Shares of Radius Health ( RDUS -5.59% ) rose over 20% Monday morning after Amgen ( AMGN 0.96% ) announced worrisome complications were discovered during a phase 3 trial for its osteoporosis drug candidate, Evenity. While the drug candidate met its primary endpoint in a more than 4,000-patient phase 3 study, a high rate of serious heart-related side effects were discovered. The drug was previously expected to gain marketing approval from the U.S. Food and Drug Administration in July, but that decision will now be delayed by up to a year or more, if the drug is approved at all.
Amgen's failure is Radius Health's gain. The latter gained marketing approval at the end of April for an osteoporosis drug, named Tymlos, which is in the same class as Evenity. It will now have at least a one-year head start on its competitor. As of 12:18 p.m. EDT, the stock had settled to a 6.7% loss and a total market cap of $1.6 billion. Meanwhile, Amgen was down roughly 2.2%, which represents a $2.4 billion hit to its market valuation.
Both Evenity and Tymlos are anabolic treatments, which means they encourage bone growth, rather than merely preventing bones from becoming more brittle, as prior generation osteoporosis drugs have done.

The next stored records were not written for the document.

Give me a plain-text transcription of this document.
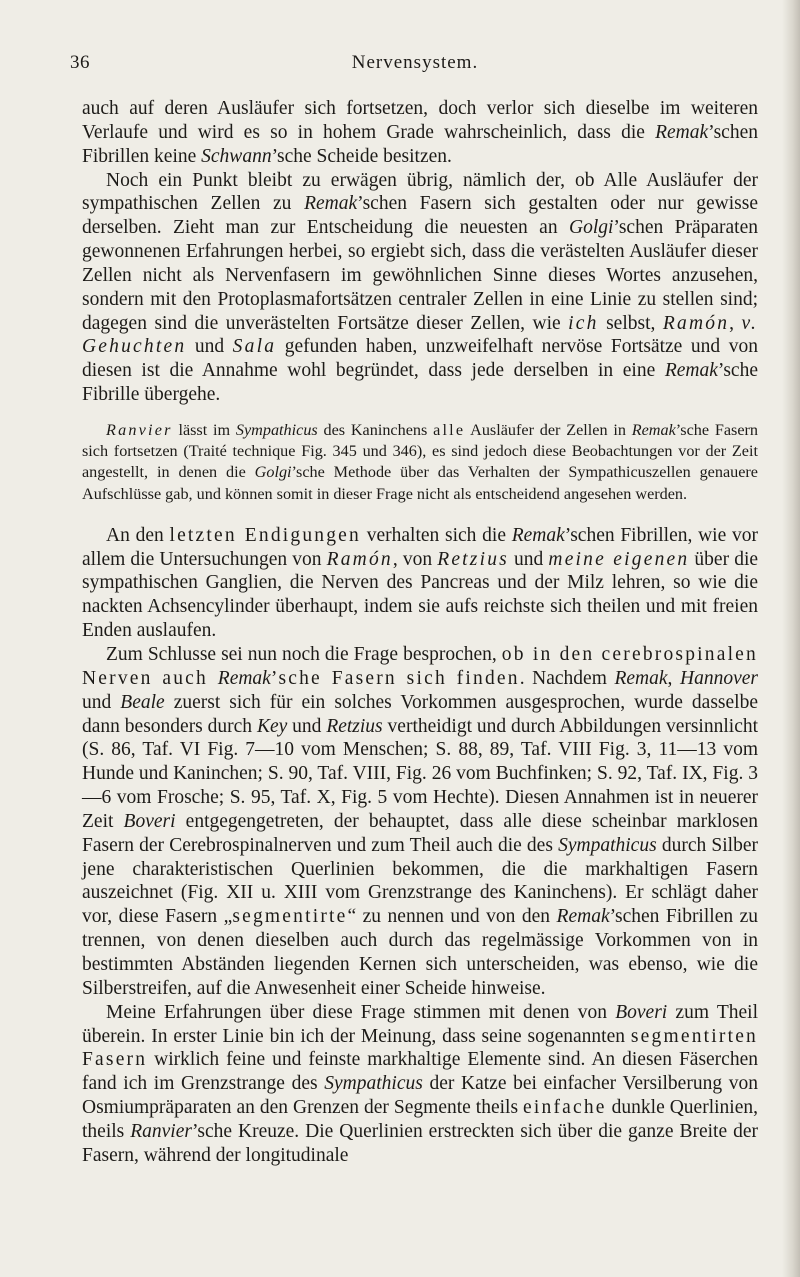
36	Nervensystem.

auch auf deren Ausläufer sich fortsetzen, doch verlor sich dieselbe im weiteren Verlaufe und wird es so in hohem Grade wahrscheinlich, dass die Remak’schen Fibrillen keine Schwann’sche Scheide besitzen.

Noch ein Punkt bleibt zu erwägen übrig, nämlich der, ob Alle Ausläufer der sympathischen Zellen zu Remak’schen Fasern sich gestalten oder nur gewisse derselben. Zieht man zur Entscheidung die neuesten an Golgi’schen Präparaten gewonnenen Erfahrungen herbei, so ergiebt sich, dass die verästelten Ausläufer dieser Zellen nicht als Nervenfasern im gewöhnlichen Sinne dieses Wortes anzusehen, sondern mit den Protoplasmafortsätzen centraler Zellen in eine Linie zu stellen sind; dagegen sind die unverästelten Fortsätze dieser Zellen, wie ich selbst, Ramón, v. Gehuchten und Sala gefunden haben, unzweifelhaft nervöse Fortsätze und von diesen ist die Annahme wohl begründet, dass jede derselben in eine Remak’sche Fibrille übergehe.

Ranvier lässt im Sympathicus des Kaninchens alle Ausläufer der Zellen in Remak’sche Fasern sich fortsetzen (Traité technique Fig. 345 und 346), es sind jedoch diese Beobachtungen vor der Zeit angestellt, in denen die Golgi’sche Methode über das Verhalten der Sympathicuszellen genauere Aufschlüsse gab, und können somit in dieser Frage nicht als entscheidend angesehen werden.

An den letzten Endigungen verhalten sich die Remak’schen Fibrillen, wie vor allem die Untersuchungen von Ramón, von Retzius und meine eigenen über die sympathischen Ganglien, die Nerven des Pancreas und der Milz lehren, so wie die nackten Achsencylinder überhaupt, indem sie aufs reichste sich theilen und mit freien Enden auslaufen.

Zum Schlusse sei nun noch die Frage besprochen, ob in den cerebrospinalen Nerven auch Remak’sche Fasern sich finden. Nachdem Remak, Hannover und Beale zuerst sich für ein solches Vorkommen ausgesprochen, wurde dasselbe dann besonders durch Key und Retzius vertheidigt und durch Abbildungen versinnlicht (S. 86, Taf. VI Fig. 7—10 vom Menschen; S. 88, 89, Taf. VIII Fig. 3, 11—13 vom Hunde und Kaninchen; S. 90, Taf. VIII, Fig. 26 vom Buchfinken; S. 92, Taf. IX, Fig. 3—6 vom Frosche; S. 95, Taf. X, Fig. 5 vom Hechte). Diesen Annahmen ist in neuerer Zeit Boveri entgegengetreten, der behauptet, dass alle diese scheinbar marklosen Fasern der Cerebrospinalnerven und zum Theil auch die des Sympathicus durch Silber jene charakteristischen Querlinien bekommen, die die markhaltigen Fasern auszeichnet (Fig. XII u. XIII vom Grenzstrange des Kaninchens). Er schlägt daher vor, diese Fasern „segmentirte“ zu nennen und von den Remak’schen Fibrillen zu trennen, von denen dieselben auch durch das regelmässige Vorkommen von in bestimmten Abständen liegenden Kernen sich unterscheiden, was ebenso, wie die Silberstreifen, auf die Anwesenheit einer Scheide hinweise.

Meine Erfahrungen über diese Frage stimmen mit denen von Boveri zum Theil überein. In erster Linie bin ich der Meinung, dass seine sogenannten segmentirten Fasern wirklich feine und feinste markhaltige Elemente sind. An diesen Fäserchen fand ich im Grenzstrange des Sympathicus der Katze bei einfacher Versilberung von Osmiumpräparaten an den Grenzen der Segmente theils einfache dunkle Querlinien, theils Ranvier’sche Kreuze. Die Querlinien erstreckten sich über die ganze Breite der Fasern, während der longitudinale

While Eli Lilly ( LLY 0.44% ) was the first to market a drug in this class when Forteo gained marketing approval in 2002, it has faced no competitors despite achieving $1.5 billion in global sales last year, including $770 million in the United States. All of its patents expire by August 2019.
The news from Amgen means Radius Health could be the lone challenger to Eli Lilly in treating postmenopausal women with osteoporosis at a high risk of fracture. Tymlos was approved in part because it demonstrated an 86% reduction in new spine fractures and a 43% reduction in nonvertebral fractures compared to placebo. Forteo reports reductions of 65% and 53%, respectively. Still, investors should bear in mind that competition from generic formulations of Forteo could weigh on the launch and ultimate success of Tymlos.
The osteoporosis market may have lost a key piece of competition after the just-announced Amgen setback. While that could be bad news for patients and drug pricing advocates, the potential arrival of generics and, soon, Radius Health's Tymlos, promise to increase the number of options available to those at risk of serious and even life threatening bone fractures.